Child support is one of the biggest issues presented before the Probate and Family Courts on a daily basis. Once custody orders are in place, how is a child support amount calculated?
Your child support amount is a reflection of the time you spend with your children. The idea behind the amount set for child support is to maintain the same standard of living across both homes. The Massachusetts Child Support Guidelines, the most recent version having gone into effect in 2019, is the place where all parents begin in calculations. The Guidelines take into account the gross weekly incomes of the parties and deduct from each person amounts paid for health insurance, dental insurance, vision insurance and child care. There is also a deduction for other child support obligations.

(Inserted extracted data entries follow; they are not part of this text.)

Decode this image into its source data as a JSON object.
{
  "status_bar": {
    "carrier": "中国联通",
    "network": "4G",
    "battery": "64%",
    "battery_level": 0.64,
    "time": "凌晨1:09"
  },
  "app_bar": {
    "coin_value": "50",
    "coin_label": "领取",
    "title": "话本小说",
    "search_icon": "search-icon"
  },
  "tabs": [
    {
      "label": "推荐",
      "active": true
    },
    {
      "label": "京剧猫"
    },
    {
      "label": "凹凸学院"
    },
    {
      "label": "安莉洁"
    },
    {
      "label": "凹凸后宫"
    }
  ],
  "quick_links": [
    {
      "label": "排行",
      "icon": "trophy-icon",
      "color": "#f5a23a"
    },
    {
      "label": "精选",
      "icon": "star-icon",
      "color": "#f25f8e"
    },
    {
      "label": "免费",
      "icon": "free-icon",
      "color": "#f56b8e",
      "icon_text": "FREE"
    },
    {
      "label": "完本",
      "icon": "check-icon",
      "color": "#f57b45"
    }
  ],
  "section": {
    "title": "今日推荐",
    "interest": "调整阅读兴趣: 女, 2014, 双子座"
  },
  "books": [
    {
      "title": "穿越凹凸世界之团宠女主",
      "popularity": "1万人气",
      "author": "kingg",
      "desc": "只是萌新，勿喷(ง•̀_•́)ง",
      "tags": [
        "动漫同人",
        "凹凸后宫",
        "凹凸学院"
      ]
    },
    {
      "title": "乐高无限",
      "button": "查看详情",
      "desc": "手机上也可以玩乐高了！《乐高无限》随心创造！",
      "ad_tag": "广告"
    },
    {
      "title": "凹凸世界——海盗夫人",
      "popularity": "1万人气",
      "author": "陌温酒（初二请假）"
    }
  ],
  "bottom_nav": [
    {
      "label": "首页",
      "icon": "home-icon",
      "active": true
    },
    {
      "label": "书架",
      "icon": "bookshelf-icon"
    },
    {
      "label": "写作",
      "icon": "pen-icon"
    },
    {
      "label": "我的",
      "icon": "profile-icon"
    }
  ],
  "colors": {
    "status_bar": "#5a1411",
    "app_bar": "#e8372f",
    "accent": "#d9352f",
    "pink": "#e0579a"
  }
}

The biggest difference we see in a child support calculation is in families where custody is shared (50-50 or close to it) versus in families where one parent has primary custody. In a primary custody scenario, the guidelines presume that one parent has the children for 33.3% of the time and the other for the remaining. The guideline assumes this division and runs the figures based on this presumption. In a shared custody scenario, the guidelines presume that the parents share the team equally. As I am sure you can image, the shared custody child support amount is typically much lower than the sole custody amount of support.
The Guidelines also allow the courts to deviate from the amount on the guidelines worksheet for a number of reasons. It is important to provide as much detail as possible about time spent and money expended for your child or children as it could play a key role in setting the appropriate child support figure.